On Coreset for LASSO Regression Problem with Sensitivity Sampling
Abstract
In this paper, we study coreset construction for LASSO regression, where a coreset is a small, weighted subset of the data that approximates the original problem with provable guarantees. For unregularized regression problems, sensitivity sampling is a successful and widely applied technique for constructing coresets. However, extending these methods to LASSO typically requires coreset size to scale with O(\mathcal{G}d), where d is the VC dimension and \mathcal{G} is the total sensitivity, following existing generalization bounds. A key challenge in improving upon this general bound lies in the difficulty of capturing the sparse and localized structure of the function space induced by the \ell_1 penalty in LASSO objective.

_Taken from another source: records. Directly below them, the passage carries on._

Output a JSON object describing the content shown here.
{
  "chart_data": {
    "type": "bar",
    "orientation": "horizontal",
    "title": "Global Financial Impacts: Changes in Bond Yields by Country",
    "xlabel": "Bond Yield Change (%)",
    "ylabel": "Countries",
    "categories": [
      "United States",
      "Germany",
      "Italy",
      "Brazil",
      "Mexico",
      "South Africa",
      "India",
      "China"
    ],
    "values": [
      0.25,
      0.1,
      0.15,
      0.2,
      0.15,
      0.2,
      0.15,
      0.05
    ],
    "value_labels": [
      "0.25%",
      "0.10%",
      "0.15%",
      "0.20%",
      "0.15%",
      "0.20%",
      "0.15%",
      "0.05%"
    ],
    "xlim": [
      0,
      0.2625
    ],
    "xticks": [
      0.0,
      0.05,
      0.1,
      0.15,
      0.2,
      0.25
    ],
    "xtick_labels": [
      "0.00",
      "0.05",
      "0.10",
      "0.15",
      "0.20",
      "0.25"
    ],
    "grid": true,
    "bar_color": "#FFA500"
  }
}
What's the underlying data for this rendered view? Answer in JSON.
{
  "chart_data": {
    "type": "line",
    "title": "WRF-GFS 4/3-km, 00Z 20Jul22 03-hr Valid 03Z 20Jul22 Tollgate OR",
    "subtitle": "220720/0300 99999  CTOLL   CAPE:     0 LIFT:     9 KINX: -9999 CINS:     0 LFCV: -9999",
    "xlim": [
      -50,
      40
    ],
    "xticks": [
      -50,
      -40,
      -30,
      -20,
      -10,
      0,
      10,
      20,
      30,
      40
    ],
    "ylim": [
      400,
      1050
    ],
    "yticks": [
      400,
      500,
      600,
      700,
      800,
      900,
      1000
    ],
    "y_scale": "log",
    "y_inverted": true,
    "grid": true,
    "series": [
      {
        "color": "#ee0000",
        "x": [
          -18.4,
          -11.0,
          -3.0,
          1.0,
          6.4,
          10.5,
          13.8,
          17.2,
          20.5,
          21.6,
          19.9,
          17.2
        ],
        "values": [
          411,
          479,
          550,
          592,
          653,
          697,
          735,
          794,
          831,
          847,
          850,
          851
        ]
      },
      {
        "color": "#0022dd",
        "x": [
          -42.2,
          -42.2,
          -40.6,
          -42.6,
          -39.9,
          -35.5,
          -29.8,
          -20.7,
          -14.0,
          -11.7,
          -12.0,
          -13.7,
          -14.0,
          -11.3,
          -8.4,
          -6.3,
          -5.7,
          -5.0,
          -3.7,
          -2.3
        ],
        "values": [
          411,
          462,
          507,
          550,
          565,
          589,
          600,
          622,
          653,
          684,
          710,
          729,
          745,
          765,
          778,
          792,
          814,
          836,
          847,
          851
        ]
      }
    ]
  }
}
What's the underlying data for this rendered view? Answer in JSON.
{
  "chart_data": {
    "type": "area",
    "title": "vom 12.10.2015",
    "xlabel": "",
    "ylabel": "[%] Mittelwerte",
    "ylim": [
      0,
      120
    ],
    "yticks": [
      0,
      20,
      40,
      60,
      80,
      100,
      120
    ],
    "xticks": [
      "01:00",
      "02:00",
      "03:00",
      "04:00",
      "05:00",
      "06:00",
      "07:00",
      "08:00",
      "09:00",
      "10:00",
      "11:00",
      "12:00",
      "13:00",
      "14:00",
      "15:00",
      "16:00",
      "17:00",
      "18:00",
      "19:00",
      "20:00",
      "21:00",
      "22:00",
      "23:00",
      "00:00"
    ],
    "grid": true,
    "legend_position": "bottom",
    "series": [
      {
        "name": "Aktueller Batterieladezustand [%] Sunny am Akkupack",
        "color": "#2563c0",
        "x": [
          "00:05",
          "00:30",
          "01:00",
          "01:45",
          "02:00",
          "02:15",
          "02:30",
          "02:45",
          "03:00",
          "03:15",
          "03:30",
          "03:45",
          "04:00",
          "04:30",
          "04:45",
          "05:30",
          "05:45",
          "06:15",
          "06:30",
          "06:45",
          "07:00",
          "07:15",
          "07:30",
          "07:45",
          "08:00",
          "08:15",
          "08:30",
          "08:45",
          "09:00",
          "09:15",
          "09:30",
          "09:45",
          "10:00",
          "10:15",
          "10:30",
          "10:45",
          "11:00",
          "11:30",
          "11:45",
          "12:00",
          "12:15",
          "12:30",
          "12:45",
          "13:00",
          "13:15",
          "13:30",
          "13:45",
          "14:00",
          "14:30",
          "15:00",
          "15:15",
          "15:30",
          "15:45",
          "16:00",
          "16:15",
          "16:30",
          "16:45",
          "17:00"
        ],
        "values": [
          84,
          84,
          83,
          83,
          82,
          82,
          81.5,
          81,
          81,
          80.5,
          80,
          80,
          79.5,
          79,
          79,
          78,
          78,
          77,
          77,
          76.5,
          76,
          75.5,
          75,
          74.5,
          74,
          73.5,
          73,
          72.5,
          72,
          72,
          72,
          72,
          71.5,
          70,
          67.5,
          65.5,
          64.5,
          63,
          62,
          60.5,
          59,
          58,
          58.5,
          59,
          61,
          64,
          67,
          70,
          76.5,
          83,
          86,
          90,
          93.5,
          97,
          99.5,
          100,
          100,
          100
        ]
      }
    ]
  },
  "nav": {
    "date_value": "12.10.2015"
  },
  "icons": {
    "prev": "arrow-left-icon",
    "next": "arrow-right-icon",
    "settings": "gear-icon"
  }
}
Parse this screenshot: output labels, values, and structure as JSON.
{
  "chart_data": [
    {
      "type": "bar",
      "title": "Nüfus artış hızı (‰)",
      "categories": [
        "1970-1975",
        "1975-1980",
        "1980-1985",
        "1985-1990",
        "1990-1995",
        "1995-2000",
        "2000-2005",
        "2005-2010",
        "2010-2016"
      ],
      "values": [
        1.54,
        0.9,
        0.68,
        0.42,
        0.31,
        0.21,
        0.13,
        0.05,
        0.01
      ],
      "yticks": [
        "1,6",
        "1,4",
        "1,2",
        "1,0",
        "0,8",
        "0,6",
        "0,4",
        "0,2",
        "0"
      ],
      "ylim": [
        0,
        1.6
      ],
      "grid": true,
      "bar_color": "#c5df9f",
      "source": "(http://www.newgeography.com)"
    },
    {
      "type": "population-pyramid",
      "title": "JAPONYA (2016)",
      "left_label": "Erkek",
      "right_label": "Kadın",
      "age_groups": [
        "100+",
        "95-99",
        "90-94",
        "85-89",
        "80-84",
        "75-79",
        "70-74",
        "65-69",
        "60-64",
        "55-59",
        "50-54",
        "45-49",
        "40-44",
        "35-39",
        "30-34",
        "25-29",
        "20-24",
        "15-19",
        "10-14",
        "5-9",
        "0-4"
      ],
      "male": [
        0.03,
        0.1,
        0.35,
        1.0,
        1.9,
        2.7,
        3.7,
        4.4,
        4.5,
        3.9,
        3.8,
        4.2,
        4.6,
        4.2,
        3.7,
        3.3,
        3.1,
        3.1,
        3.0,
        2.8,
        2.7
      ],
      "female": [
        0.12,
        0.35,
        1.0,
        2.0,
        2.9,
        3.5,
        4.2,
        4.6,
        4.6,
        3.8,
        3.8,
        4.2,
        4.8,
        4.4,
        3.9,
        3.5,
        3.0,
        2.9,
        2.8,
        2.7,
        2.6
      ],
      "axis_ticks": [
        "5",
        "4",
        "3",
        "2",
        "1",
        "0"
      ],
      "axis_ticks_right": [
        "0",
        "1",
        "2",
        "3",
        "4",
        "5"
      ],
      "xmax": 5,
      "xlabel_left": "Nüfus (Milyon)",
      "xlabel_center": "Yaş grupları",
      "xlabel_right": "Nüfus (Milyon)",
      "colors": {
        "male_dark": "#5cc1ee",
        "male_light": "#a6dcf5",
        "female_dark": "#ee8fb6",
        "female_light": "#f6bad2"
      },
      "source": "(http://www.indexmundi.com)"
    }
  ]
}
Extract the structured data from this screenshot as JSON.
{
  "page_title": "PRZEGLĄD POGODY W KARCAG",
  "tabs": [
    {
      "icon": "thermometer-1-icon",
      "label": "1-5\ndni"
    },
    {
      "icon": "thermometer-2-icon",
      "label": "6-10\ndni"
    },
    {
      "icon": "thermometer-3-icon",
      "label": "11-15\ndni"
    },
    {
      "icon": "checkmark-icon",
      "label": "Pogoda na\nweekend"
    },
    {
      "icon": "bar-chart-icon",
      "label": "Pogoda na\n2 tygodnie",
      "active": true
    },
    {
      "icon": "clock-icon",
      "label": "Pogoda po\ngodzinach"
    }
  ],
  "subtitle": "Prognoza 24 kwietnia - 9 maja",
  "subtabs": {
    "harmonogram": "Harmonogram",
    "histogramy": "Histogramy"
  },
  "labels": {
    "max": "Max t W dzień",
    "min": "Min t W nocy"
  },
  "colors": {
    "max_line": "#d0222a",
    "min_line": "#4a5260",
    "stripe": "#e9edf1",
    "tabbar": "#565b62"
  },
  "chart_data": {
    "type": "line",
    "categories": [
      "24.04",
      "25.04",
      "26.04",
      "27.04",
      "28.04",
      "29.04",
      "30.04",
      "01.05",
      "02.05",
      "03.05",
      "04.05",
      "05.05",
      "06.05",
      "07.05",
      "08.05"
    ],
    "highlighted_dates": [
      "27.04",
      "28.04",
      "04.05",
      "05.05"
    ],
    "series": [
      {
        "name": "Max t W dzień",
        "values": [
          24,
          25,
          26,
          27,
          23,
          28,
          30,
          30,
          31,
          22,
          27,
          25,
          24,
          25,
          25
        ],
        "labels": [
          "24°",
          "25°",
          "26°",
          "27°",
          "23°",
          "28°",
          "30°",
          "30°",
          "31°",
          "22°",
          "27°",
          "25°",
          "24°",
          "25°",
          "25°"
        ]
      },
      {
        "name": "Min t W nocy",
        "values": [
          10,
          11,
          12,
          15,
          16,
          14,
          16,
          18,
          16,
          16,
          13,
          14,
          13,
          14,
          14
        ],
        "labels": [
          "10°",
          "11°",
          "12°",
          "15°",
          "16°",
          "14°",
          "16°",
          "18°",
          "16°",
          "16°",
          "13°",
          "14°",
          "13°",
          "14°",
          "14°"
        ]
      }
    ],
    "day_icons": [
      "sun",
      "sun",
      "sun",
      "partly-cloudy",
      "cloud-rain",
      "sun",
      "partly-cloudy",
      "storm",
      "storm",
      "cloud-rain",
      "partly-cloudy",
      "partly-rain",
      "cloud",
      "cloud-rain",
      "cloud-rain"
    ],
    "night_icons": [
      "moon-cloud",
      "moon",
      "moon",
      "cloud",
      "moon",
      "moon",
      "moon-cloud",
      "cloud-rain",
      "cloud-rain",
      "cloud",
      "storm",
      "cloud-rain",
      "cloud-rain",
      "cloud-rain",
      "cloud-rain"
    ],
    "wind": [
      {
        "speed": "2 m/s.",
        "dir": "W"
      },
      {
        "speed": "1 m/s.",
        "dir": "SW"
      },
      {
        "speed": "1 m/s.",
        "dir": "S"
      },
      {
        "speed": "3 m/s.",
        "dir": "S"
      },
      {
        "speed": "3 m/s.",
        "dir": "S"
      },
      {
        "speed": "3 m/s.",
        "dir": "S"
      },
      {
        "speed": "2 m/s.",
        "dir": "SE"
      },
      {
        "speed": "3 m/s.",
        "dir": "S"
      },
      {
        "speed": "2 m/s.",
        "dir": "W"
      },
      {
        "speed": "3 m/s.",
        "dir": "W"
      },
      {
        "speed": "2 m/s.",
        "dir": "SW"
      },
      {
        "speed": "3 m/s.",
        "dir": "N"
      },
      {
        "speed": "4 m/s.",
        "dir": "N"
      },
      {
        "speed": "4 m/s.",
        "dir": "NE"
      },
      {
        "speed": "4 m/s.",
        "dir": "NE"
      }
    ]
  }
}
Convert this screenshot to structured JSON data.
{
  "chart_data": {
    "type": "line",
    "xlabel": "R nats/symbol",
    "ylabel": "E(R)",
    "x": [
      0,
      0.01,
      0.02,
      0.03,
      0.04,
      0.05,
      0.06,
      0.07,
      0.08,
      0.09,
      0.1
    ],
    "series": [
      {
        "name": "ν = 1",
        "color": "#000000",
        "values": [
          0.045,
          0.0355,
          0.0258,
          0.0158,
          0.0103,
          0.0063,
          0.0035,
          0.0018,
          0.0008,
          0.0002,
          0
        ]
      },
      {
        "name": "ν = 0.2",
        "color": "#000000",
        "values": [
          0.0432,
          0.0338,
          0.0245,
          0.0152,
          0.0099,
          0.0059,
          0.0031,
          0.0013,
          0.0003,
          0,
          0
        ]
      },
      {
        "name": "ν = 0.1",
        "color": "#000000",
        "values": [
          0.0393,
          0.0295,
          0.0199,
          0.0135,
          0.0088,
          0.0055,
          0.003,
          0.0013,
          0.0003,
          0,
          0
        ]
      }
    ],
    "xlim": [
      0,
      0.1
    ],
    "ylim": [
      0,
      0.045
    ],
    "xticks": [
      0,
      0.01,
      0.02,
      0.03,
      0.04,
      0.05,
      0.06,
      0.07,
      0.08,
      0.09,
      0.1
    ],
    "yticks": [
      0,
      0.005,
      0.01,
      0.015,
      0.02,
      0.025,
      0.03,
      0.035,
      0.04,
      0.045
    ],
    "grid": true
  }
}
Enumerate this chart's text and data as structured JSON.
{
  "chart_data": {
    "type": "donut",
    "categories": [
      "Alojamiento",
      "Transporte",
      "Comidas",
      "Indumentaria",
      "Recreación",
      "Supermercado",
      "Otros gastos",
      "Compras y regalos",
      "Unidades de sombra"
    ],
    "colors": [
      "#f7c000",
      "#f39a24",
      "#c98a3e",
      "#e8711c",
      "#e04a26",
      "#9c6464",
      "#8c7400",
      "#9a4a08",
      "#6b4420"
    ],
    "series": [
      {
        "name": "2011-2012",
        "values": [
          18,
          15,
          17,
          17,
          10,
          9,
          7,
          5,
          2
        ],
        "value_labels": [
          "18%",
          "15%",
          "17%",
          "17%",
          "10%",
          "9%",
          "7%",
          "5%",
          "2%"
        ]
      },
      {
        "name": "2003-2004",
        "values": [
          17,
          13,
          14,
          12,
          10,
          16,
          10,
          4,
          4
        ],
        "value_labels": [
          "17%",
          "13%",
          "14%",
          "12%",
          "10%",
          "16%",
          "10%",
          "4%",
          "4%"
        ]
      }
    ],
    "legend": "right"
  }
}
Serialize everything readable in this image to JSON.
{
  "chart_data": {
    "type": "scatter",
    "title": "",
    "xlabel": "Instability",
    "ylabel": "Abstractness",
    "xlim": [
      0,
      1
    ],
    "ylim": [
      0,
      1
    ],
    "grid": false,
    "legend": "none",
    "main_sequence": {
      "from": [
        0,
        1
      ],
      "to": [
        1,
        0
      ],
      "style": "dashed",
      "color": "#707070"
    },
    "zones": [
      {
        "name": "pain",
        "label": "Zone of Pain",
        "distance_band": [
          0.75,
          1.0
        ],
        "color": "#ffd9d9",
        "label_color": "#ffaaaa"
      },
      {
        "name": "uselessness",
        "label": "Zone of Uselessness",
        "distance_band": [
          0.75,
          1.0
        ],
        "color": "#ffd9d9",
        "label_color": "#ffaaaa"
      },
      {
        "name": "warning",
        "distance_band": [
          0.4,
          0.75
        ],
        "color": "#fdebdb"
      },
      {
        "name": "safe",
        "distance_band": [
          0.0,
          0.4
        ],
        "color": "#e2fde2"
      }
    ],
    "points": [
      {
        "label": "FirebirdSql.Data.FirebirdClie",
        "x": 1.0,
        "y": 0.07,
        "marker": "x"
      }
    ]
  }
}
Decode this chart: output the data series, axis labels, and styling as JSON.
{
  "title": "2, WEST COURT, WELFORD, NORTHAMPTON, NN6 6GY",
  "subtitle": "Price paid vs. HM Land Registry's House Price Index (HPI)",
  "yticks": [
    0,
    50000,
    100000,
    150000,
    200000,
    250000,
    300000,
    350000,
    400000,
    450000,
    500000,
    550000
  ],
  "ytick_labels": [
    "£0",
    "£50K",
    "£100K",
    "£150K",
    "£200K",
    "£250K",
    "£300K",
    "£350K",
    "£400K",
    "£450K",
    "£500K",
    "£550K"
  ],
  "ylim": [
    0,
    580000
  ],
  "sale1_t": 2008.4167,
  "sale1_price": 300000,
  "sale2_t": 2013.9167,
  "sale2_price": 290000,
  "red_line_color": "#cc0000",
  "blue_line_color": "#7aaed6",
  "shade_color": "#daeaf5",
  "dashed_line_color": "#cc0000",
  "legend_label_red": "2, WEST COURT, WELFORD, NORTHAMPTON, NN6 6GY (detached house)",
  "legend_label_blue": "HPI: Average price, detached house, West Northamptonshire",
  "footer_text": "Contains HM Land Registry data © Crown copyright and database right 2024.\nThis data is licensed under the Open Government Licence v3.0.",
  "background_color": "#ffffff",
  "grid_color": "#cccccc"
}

To address this, we first provide an empirical process-based method of sensitivity sampling for LASSO, localizing the procedure by decomposing the functional space into independent spaces, which leads to tighter estimation error. By carefully leveraging the geometric properties of these localized spaces, we establish tight empirical process bounds on the required coreset size. These techniques enable us to achieve a coreset of size \tilde{O}(\epsilon^{-2}d\cdot((\log d)^3\cdot\min(1,\log d/\lambda^2)+\log(1/\delta))), which ensures a (1\pm\epsilon)-approximation for any \epsilon,\delta\in(0,1) and \lambda > 0. Furthermore, we give a lower bound showing that any algorithm achieving a (1+\epsilon)-approximation must select at least \Omega(\frac{d\log{d}}{\epsilon^2}) rows in the regime where \lambda=O(d^{-1/2}). Empirical experiments show that our proposed algorithm is at least 4 times faster than the existing LASSO solver and more than 9 times faster on half of the datasets, while ensuring high solution quality and sparsity.